Some things just work best when coupled together.
Peanut butter and jelly. Toothpaste and a toothbrush. Cookies and milk. Soap and water. Simon and Garfunkel.
Get the idea?
Donor retention and donor qualification.
Similarly, you shouldn’t consider donor retention without involving donor qualification because there’s no sense in spending time and effort on retaining donors without a qualification strategy in place.
Retention efforts cost money. They are sophisticated too, so they cost time. Therefore, if you build a retention strategy that commands your team to try to retain every single donor, you may be doing more harm than good.

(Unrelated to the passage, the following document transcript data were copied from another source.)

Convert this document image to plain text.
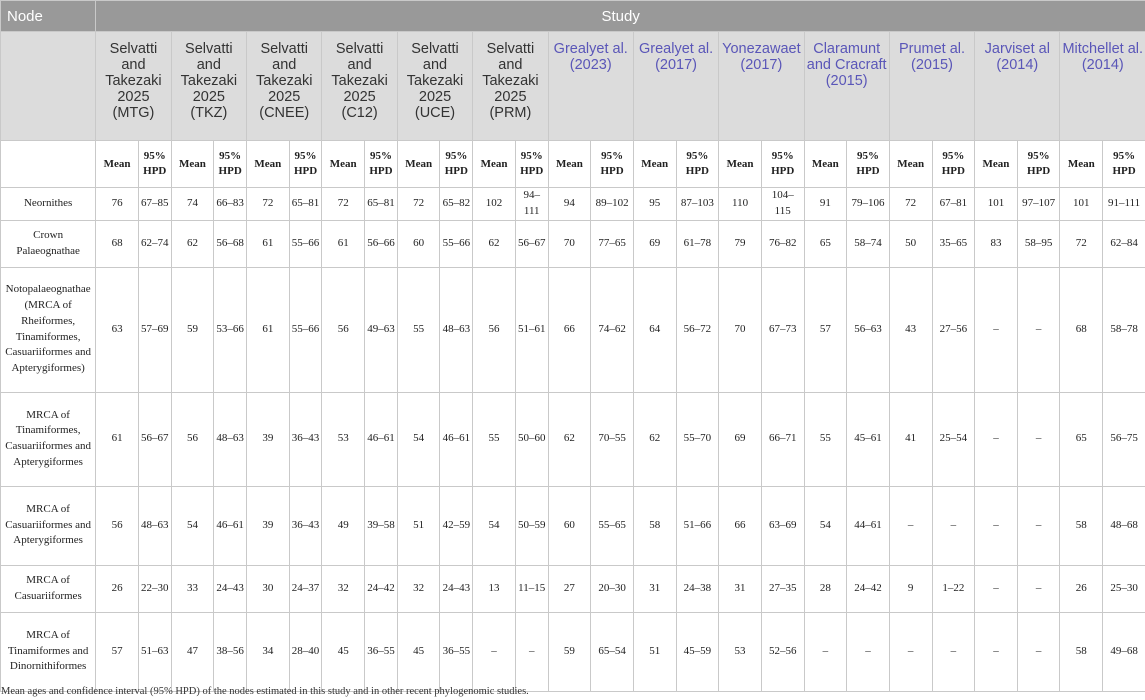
Node	Study																									
	Selvatti and Takezaki 2025 (MTG)		Selvatti and Takezaki 2025 (TKZ)		Selvatti and Takezaki 2025 (CNEE)		Selvatti and Takezaki 2025 (C12)		Selvatti and Takezaki 2025 (UCE)		Selvatti and Takezaki 2025 (PRM)		Grealyet al. (2023)		Grealyet al. (2017)		Yonezawaet (2017)		Claramunt and Cracraft (2015)		Prumet al. (2015)		Jarviset al (2014)		Mitchellet al. (2014)	
	Mean	95% HPD	Mean	95% HPD	Mean	95% HPD	Mean	95% HPD	Mean	95% HPD	Mean	95% HPD	Mean	95% HPD	Mean	95% HPD	Mean	95% HPD	Mean	95% HPD	Mean	95% HPD	Mean	95% HPD	Mean	95% HPD
Neornithes	76	67–85	74	66–83	72	65–81	72	65–81	72	65–82	102	94–111	94	89–102	95	87–103	110	104–115	91	79–106	72	67–81	101	97–107	101	91–111
Crown Palaeognathae	68	62–74	62	56–68	61	55–66	61	56–66	60	55–66	62	56–67	70	77–65	69	61–78	79	76–82	65	58–74	50	35–65	83	58–95	72	62–84
Notopalaeognathae (MRCA of Rheiformes, Tinamiformes, Casuariiformes and Apterygiformes)	63	57–69	59	53–66	61	55–66	56	49–63	55	48–63	56	51–61	66	74–62	64	56–72	70	67–73	57	56–63	43	27–56	–	–	68	58–78
MRCA of Tinamiformes, Casuariiformes and Apterygiformes	61	56–67	56	48–63	39	36–43	53	46–61	54	46–61	55	50–60	62	70–55	62	55–70	69	66–71	55	45–61	41	25–54	–	–	65	56–75
MRCA of Casuariiformes and Apterygiformes	56	48–63	54	46–61	39	36–43	49	39–58	51	42–59	54	50–59	60	55–65	58	51–66	66	63–69	54	44–61	–	–	–	–	58	48–68
MRCA of Casuariiformes	26	22–30	33	24–43	30	24–37	32	24–42	32	24–43	13	11–15	27	20–30	31	24–38	31	27–35	28	24–42	9	1–22	–	–	26	25–30
MRCA of Tinamiformes and Dinornithiformes	57	51–63	47	38–56	34	28–40	45	36–55	45	36–55	–	–	59	65–54	51	45–59	53	52–56	–	–	–	–	–	–	58	49–68
Mean ages and confidence interval (95% HPD) of the nodes estimated in this study and in other recent phylogenomic studies.
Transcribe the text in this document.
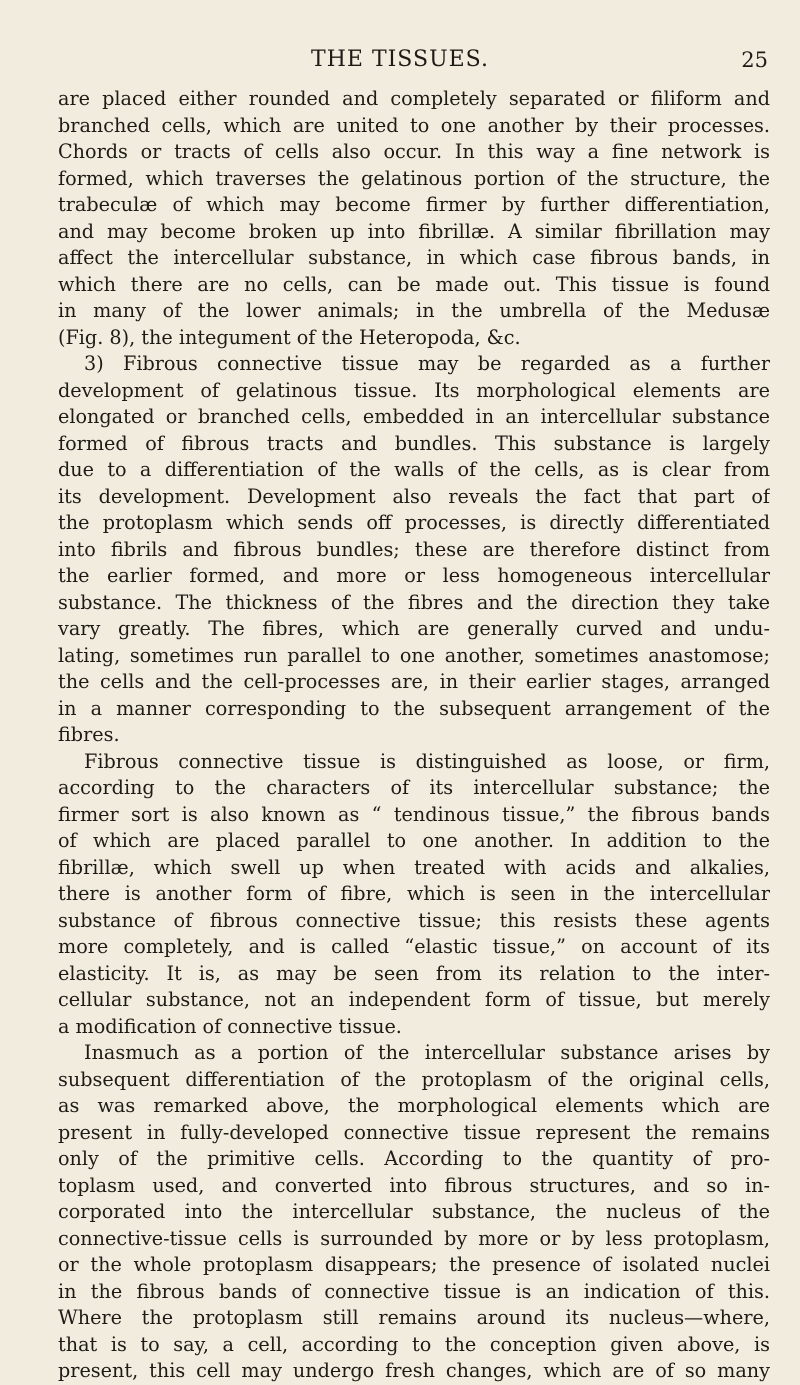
THE TISSUES.	25
are placed either rounded and completely separated or filiform and
branched cells, which are united to one another by their processes.
Chords or tracts of cells also occur. In this way a fine network is
formed, which traverses the gelatinous portion of the structure, the
trabeculæ of which may become firmer by further differentiation,
and may become broken up into fibrillæ. A similar fibrillation may
affect the intercellular substance, in which case fibrous bands, in
which there are no cells, can be made out. This tissue is found
in many of the lower animals; in the umbrella of the Medusæ
(Fig. 8), the integument of the Heteropoda, &c.
3) Fibrous connective tissue may be regarded as a further
development of gelatinous tissue. Its morphological elements are
elongated or branched cells, embedded in an intercellular substance
formed of fibrous tracts and bundles. This substance is largely
due to a differentiation of the walls of the cells, as is clear from
its development. Development also reveals the fact that part of
the protoplasm which sends off processes, is directly differentiated
into fibrils and fibrous bundles; these are therefore distinct from
the earlier formed, and more or less homogeneous intercellular
substance. The thickness of the fibres and the direction they take
vary greatly. The fibres, which are generally curved and undu-
lating, sometimes run parallel to one another, sometimes anastomose;
the cells and the cell-processes are, in their earlier stages, arranged
in a manner corresponding to the subsequent arrangement of the
fibres.
Fibrous connective tissue is distinguished as loose, or firm,
according to the characters of its intercellular substance; the
firmer sort is also known as “ tendinous tissue,” the fibrous bands
of which are placed parallel to one another. In addition to the
fibrillæ, which swell up when treated with acids and alkalies,
there is another form of fibre, which is seen in the intercellular
substance of fibrous connective tissue; this resists these agents
more completely, and is called “elastic tissue,” on account of its
elasticity. It is, as may be seen from its relation to the inter-
cellular substance, not an independent form of tissue, but merely
a modification of connective tissue.
Inasmuch as a portion of the intercellular substance arises by
subsequent differentiation of the protoplasm of the original cells,
as was remarked above, the morphological elements which are
present in fully-developed connective tissue represent the remains
only of the primitive cells. According to the quantity of pro-
toplasm used, and converted into fibrous structures, and so in-
corporated into the intercellular substance, the nucleus of the
connective-tissue cells is surrounded by more or by less protoplasm,
or the whole protoplasm disappears; the presence of isolated nuclei
in the fibrous bands of connective tissue is an indication of this.
Where the protoplasm still remains around its nucleus—where,
that is to say, a cell, according to the conception given above, is
present, this cell may undergo fresh changes, which are of so many
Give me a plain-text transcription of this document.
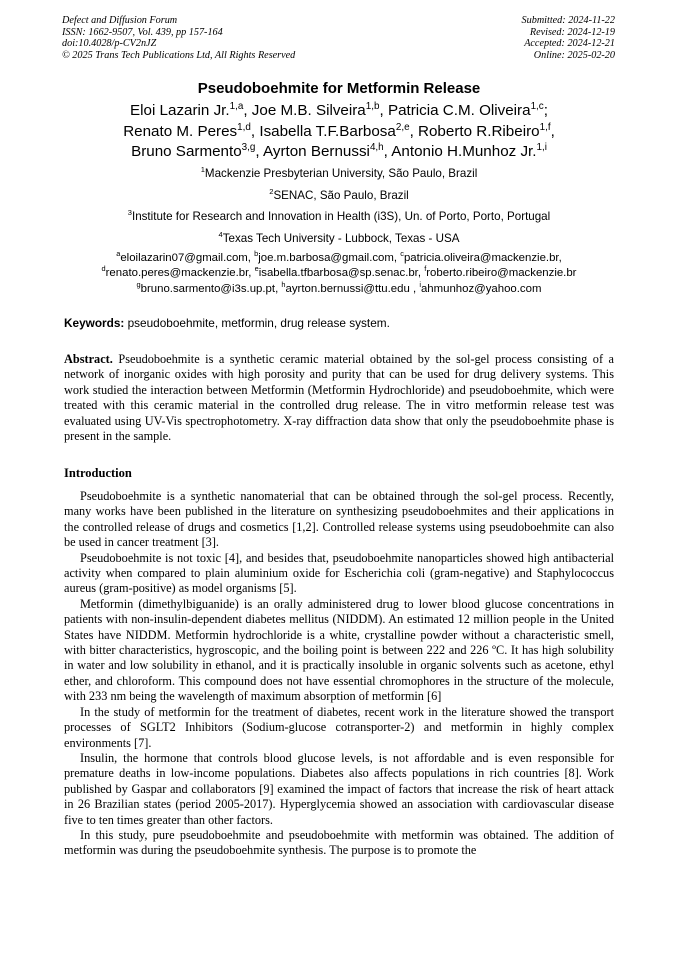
Defect and Diffusion Forum
ISSN: 1662-9507, Vol. 439, pp 157-164
doi:10.4028/p-CV2nJZ
© 2025 Trans Tech Publications Ltd, All Rights Reserved
Submitted: 2024-11-22
Revised: 2024-12-19
Accepted: 2024-12-21
Online: 2025-02-20
Pseudoboehmite for Metformin Release
Eloi Lazarin Jr.$^{1,a}$, Joe M.B. Silveira$^{1,b}$, Patricia C.M. Oliveira$^{1,c}$;
Renato M. Peres$^{1,d}$, Isabella T.F.Barbosa$^{2,e}$, Roberto R.Ribeiro$^{1,f}$,
Bruno Sarmento$^{3,g}$, Ayrton Bernussi$^{4,h}$, Antonio H.Munhoz Jr.$^{1,i}$
$^1$Mackenzie Presbyterian University, São Paulo, Brazil
$^2$SENAC, São Paulo, Brazil
$^3$Institute for Research and Innovation in Health (i3S), Un. of Porto, Porto, Portugal
$^4$Texas Tech University - Lubbock, Texas - USA
$^a$eloilazarin07@gmail.com, $^b$joe.m.barbosa@gmail.com, $^c$patricia.oliveira@mackenzie.br,
$^d$renato.peres@mackenzie.br, $^e$isabella.tfbarbosa@sp.senac.br, $^f$roberto.ribeiro@mackenzie.br
$^g$bruno.sarmento@i3s.up.pt, $^h$ayrton.bernussi@ttu.edu , $^i$ahmunhoz@yahoo.com
Keywords: pseudoboehmite, metformin, drug release system.
Abstract. Pseudoboehmite is a synthetic ceramic material obtained by the sol-gel process consisting of a network of inorganic oxides with high porosity and purity that can be used for drug delivery systems. This work studied the interaction between Metformin (Metformin Hydrochloride) and pseudoboehmite, which were treated with this ceramic material in the controlled drug release. The in vitro metformin release test was evaluated using UV-Vis spectrophotometry. X-ray diffraction data show that only the pseudoboehmite phase is present in the sample.
Introduction

Pseudoboehmite is a synthetic nanomaterial that can be obtained through the sol-gel process. Recently, many works have been published in the literature on synthesizing pseudoboehmites and their applications in the controlled release of drugs and cosmetics [1,2]. Controlled release systems using pseudoboehmite can also be used in cancer treatment [3].

Pseudoboehmite is not toxic [4], and besides that, pseudoboehmite nanoparticles showed high antibacterial activity when compared to plain aluminium oxide for Escherichia coli (gram-negative) and Staphylococcus aureus (gram-positive) as model organisms [5].

Metformin (dimethylbiguanide) is an orally administered drug to lower blood glucose concentrations in patients with non-insulin-dependent diabetes mellitus (NIDDM). An estimated 12 million people in the United States have NIDDM. Metformin hydrochloride is a white, crystalline powder without a characteristic smell, with bitter characteristics, hygroscopic, and the boiling point is between 222 and 226 ºC. It has high solubility in water and low solubility in ethanol, and it is practically insoluble in organic solvents such as acetone, ethyl ether, and chloroform. This compound does not have essential chromophores in the structure of the molecule, with 233 nm being the wavelength of maximum absorption of metformin [6]

In the study of metformin for the treatment of diabetes, recent work in the literature showed the transport processes of SGLT2 Inhibitors (Sodium-glucose cotransporter-2) and metformin in highly complex environments [7].

Insulin, the hormone that controls blood glucose levels, is not affordable and is even responsible for premature deaths in low-income populations. Diabetes also affects populations in rich countries [8]. Work published by Gaspar and collaborators [9] examined the impact of factors that increase the risk of heart attack in 26 Brazilian states (period 2005-2017). Hyperglycemia showed an association with cardiovascular disease five to ten times greater than other factors.

In this study, pure pseudoboehmite and pseudoboehmite with metformin was obtained. The addition of metformin was during the pseudoboehmite synthesis. The purpose is to promote the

The trick is to try, instead, to determine who has the most passion and the most capacity to make a substantial impact on your organizational mission (without being too short-sighted). Otherwise, you might retain 1,000 low-dollar donors but let two major donors (who gave 5 times more than the 1,000 others combined) slip away. What good would that do?
Don’t get me wrong here.
I’m not saying you shouldn’t retain as many donors as possible, I’m just saying that you must involve qualification in your retention strategies.
Don’t go running around worrying about retention just because it’s the buzzword of the day thanks to some CRM vendor’s blog or some speaker you heard at a seminar.
If you’re going to worry about retention you should consider qualification too. They go hand-in-hand.